Satir learned that not only did the person exhibiting the stress stance feel a certain emotion, but seeing someone in the stance also evoked emotion. You can check out speech videos of great speakers, and see how they use the stances. (Tony Robbins is a master of Satir stances.)
Communicators can take one of 5 stances or attitudes.
- Placater – placate the other so they don’t get mad (and I won’t get hurt).
- Blamer – blame so the other sees them as strong (and I don’t feel weak)
- Distracter – Distract or change the subject – pretend it isn’t happening (if I ignore it, it will go away)
- Computer (or Super Reasonable) – become analytical, using objective intellectual words to dissociate from the emotions of the communication.
- Leveler – congruently tell the other the truth of how things are for you right now.
Satir Categories and Pacing and Leading
When using the stances for rapport with another individual, you must find out the stance of the other person, and calibrate yourself, to pull them ultimately into the leveler position.
For a blamer, using a placater stance will shift their attention from their own view, and the context, to your view and the context. Be careful, it can also trigger a stronger blamer response – they become annoyed at you being gutless for instance.
For a placater, using a blaming stance will balance their view of self, other, and context. Be careful, it can also trigger a stronger placater response – they feel intimidated for instance.
For a computer, you can use a blamer stance or placating stance, they will switch to blamer or placater. You can then recalibrate. A distracter stance usually makes them worse.
For a distracter, use a computer stance until they switch, the re calibrate with placater or blamer. Be careful, the super reasonable attitude can also trigger a stronger distracter response.
A leveler is someone who will have a straight conversation with you about their beliefs. Some people are confident in staying in this stance. This stance can be matched with your own leveler stance for good rapport.
In all stances but the leveler, matching a stance with the same stance will not produce good results.

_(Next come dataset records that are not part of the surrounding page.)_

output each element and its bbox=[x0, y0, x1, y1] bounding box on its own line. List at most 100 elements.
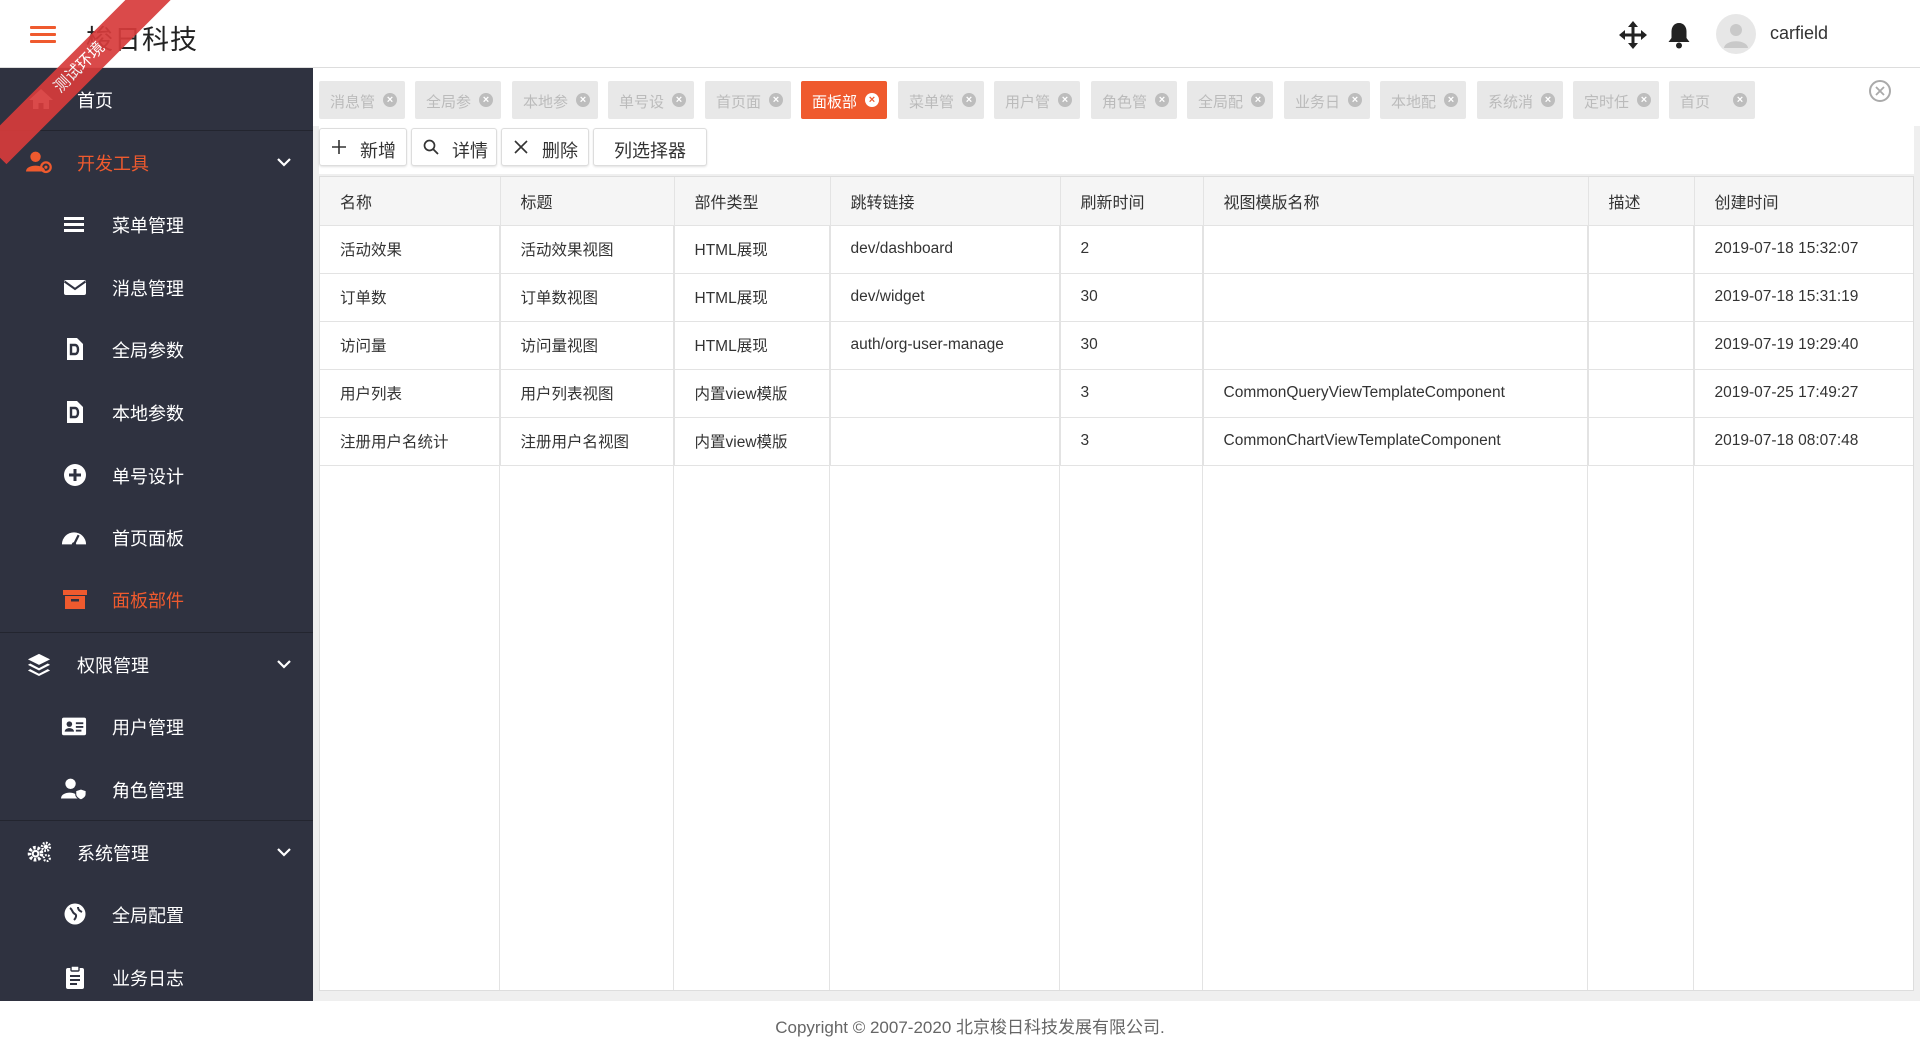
table-cell: 活动效果视图 bbox=[500, 225, 675, 274]
sidebar-item-local-params[interactable]: 本地参数 bbox=[0, 381, 313, 443]
add-button[interactable]: 新增 bbox=[319, 128, 407, 166]
table-row[interactable]: 活动效果 活动效果视图 HTML展现 dev/dashboard 2 2019-… bbox=[320, 225, 1913, 274]
column-header-widget-type[interactable]: 部件类型 bbox=[674, 177, 831, 226]
tab-user-manage[interactable]: 用户管 × bbox=[994, 81, 1080, 119]
avatar-icon bbox=[1724, 24, 1748, 48]
tab-system-message[interactable]: 系统消 × bbox=[1477, 81, 1563, 119]
sidebar-group-system[interactable]: 系统管理 bbox=[0, 821, 313, 883]
sidebar-item-global-config[interactable]: 全局配置 bbox=[0, 883, 313, 945]
column-header-template[interactable]: 视图模版名称 bbox=[1203, 177, 1589, 226]
sidebar-item-menu-manage[interactable]: 菜单管理 bbox=[0, 193, 313, 255]
sidebar-item-label: 开发工具 bbox=[77, 154, 149, 174]
column-header-title[interactable]: 标题 bbox=[500, 177, 675, 226]
delete-button[interactable]: 删除 bbox=[501, 128, 589, 166]
sidebar-item-home-panel[interactable]: 首页面板 bbox=[0, 506, 313, 568]
tab-business-log[interactable]: 业务日 × bbox=[1284, 81, 1370, 119]
sidebar-item-business-log[interactable]: 业务日志 bbox=[0, 946, 313, 1001]
tab-panel-widgets[interactable]: 面板部 × bbox=[801, 81, 887, 119]
tab-home[interactable]: 首页 × bbox=[1669, 81, 1755, 119]
sidebar-item-label: 全局配置 bbox=[112, 906, 184, 926]
column-selector-button[interactable]: 列选择器 bbox=[593, 128, 707, 166]
table-cell bbox=[830, 369, 1061, 418]
tab-bar: 消息管 × 全局参 × 本地参 × 单号设 × 首页面 × 面板部 × 菜单管 × 用户管 × … bbox=[313, 68, 1920, 126]
table-cell: 2019-07-18 15:31:19 bbox=[1694, 273, 1913, 322]
sidebar-group-dev-tools[interactable]: 开发工具 bbox=[0, 131, 313, 193]
sidebar-item-role-manage[interactable]: 角色管理 bbox=[0, 758, 313, 820]
avatar[interactable] bbox=[1716, 14, 1756, 54]
column-header-created[interactable]: 创建时间 bbox=[1694, 177, 1913, 226]
tab-menu-manage[interactable]: 菜单管 × bbox=[898, 81, 984, 119]
table-cell bbox=[1203, 273, 1589, 322]
close-icon[interactable]: × bbox=[576, 93, 590, 107]
close-icon[interactable]: × bbox=[383, 93, 397, 107]
sidebar-item-label: 菜单管理 bbox=[112, 216, 184, 236]
tab-home-panel[interactable]: 首页面 × bbox=[705, 81, 791, 119]
table-row[interactable]: 注册用户名统计 注册用户名视图 内置view模版 3 CommonChartVi… bbox=[320, 417, 1913, 466]
tab-number-design[interactable]: 单号设 × bbox=[608, 81, 694, 119]
sidebar-group-permissions[interactable]: 权限管理 bbox=[0, 633, 313, 695]
table-cell: 2019-07-18 15:32:07 bbox=[1694, 225, 1913, 274]
tab-global-config[interactable]: 全局配 × bbox=[1187, 81, 1273, 119]
sidebar-item-number-design[interactable]: 单号设计 bbox=[0, 444, 313, 506]
table-cell: 注册用户名视图 bbox=[500, 417, 675, 466]
close-icon[interactable]: × bbox=[1155, 93, 1169, 107]
username[interactable]: carfield bbox=[1770, 23, 1828, 44]
table-cell: CommonQueryViewTemplateComponent bbox=[1203, 369, 1589, 418]
layers-icon bbox=[27, 653, 51, 676]
tab-local-params[interactable]: 本地参 × bbox=[512, 81, 598, 119]
detail-button[interactable]: 详情 bbox=[411, 128, 497, 166]
chevron-down-icon bbox=[277, 158, 291, 167]
menu-icon[interactable] bbox=[30, 26, 56, 44]
table-row[interactable]: 访问量 访问量视图 HTML展现 auth/org-user-manage 30… bbox=[320, 321, 1913, 370]
close-icon[interactable]: × bbox=[962, 93, 976, 107]
column-header-refresh[interactable]: 刷新时间 bbox=[1060, 177, 1204, 226]
table-cell: 2 bbox=[1060, 225, 1204, 274]
data-table: 名称 标题 部件类型 跳转链接 刷新时间 视图模版名称 描述 创建时间 活动效果… bbox=[319, 176, 1914, 991]
close-icon[interactable]: × bbox=[1348, 93, 1362, 107]
close-icon[interactable]: × bbox=[672, 93, 686, 107]
sidebar-item-message-manage[interactable]: 消息管理 bbox=[0, 256, 313, 318]
table-cell bbox=[1588, 225, 1695, 274]
close-icon[interactable]: × bbox=[1541, 93, 1555, 107]
table-cell: 用户列表视图 bbox=[500, 369, 675, 418]
tab-role-manage[interactable]: 角色管 × bbox=[1091, 81, 1177, 119]
close-icon[interactable]: × bbox=[1444, 93, 1458, 107]
close-icon[interactable]: × bbox=[479, 93, 493, 107]
table-cell bbox=[1588, 369, 1695, 418]
id-card-icon bbox=[61, 717, 87, 736]
close-icon[interactable]: × bbox=[1733, 93, 1747, 107]
close-icon[interactable]: × bbox=[769, 93, 783, 107]
table-row[interactable]: 用户列表 用户列表视图 内置view模版 3 CommonQueryViewTe… bbox=[320, 369, 1913, 418]
tab-global-params[interactable]: 全局参 × bbox=[415, 81, 501, 119]
sidebar-item-label: 全局参数 bbox=[112, 341, 184, 361]
main-content: 新增 详情 删除 列选择器 名称 标题 部件类型 跳转链接 刷新时间 视图模版名… bbox=[313, 126, 1920, 1001]
table-cell: 访问量 bbox=[320, 321, 501, 370]
tab-scheduled-task[interactable]: 定时任 × bbox=[1573, 81, 1659, 119]
close-icon[interactable]: × bbox=[865, 93, 879, 107]
table-cell: 注册用户名统计 bbox=[320, 417, 501, 466]
tab-local-config[interactable]: 本地配 × bbox=[1380, 81, 1466, 119]
table-cell: 内置view模版 bbox=[674, 417, 831, 466]
table-cell: 内置view模版 bbox=[674, 369, 831, 418]
column-header-name[interactable]: 名称 bbox=[320, 177, 501, 226]
close-icon bbox=[514, 140, 528, 154]
close-icon bbox=[1875, 86, 1885, 96]
column-header-description[interactable]: 描述 bbox=[1588, 177, 1695, 226]
sidebar-item-panel-widgets[interactable]: 面板部件 bbox=[0, 568, 313, 630]
close-all-tabs-button[interactable] bbox=[1869, 80, 1891, 102]
move-icon[interactable] bbox=[1618, 20, 1648, 50]
close-icon[interactable]: × bbox=[1058, 93, 1072, 107]
tab-message-manage[interactable]: 消息管 × bbox=[319, 81, 405, 119]
table-cell bbox=[830, 417, 1061, 466]
sidebar-item-user-manage[interactable]: 用户管理 bbox=[0, 695, 313, 757]
table-cell: auth/org-user-manage bbox=[830, 321, 1061, 370]
close-icon[interactable]: × bbox=[1637, 93, 1651, 107]
close-icon[interactable]: × bbox=[1251, 93, 1265, 107]
table-cell: 用户列表 bbox=[320, 369, 501, 418]
bell-icon[interactable] bbox=[1664, 20, 1694, 50]
table-cell: CommonChartViewTemplateComponent bbox=[1203, 417, 1589, 466]
sidebar-item-global-params[interactable]: 全局参数 bbox=[0, 318, 313, 380]
file-d-icon bbox=[67, 338, 83, 360]
column-header-link[interactable]: 跳转链接 bbox=[830, 177, 1061, 226]
table-row[interactable]: 订单数 订单数视图 HTML展现 dev/widget 30 2019-07-1… bbox=[320, 273, 1913, 322]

Two blamers will argue, two placaters will wallow, two computers will be bored and unproductive, and two distracters will be in utter chaos. Try this out for yourself.
Satir Categories and Public Speaking
When giving speeches, using a variety of these stances will result in outstanding, emotionally charged speeches. It develops a strong rapport between speaker and audience. Since the speaker is alternating between stances, the audience feels a mass scale effect of pacing and leading. When the speaker changes to a stance he just spoke in, he can create a strong feeling of rapport in the audience. For example…
Speaker- (blamer) Fat people are lazy, they never try to get off their butts and do something.
Audience internal reaction-(placater) I’m fat, I shouldn’t be sitting around lazy.
Speaker- (placater)- But I know that I’m not perfect, because I can’t even get up on time in the morning!
Audience internal reaction- (blamer)- You aren’t perfect either!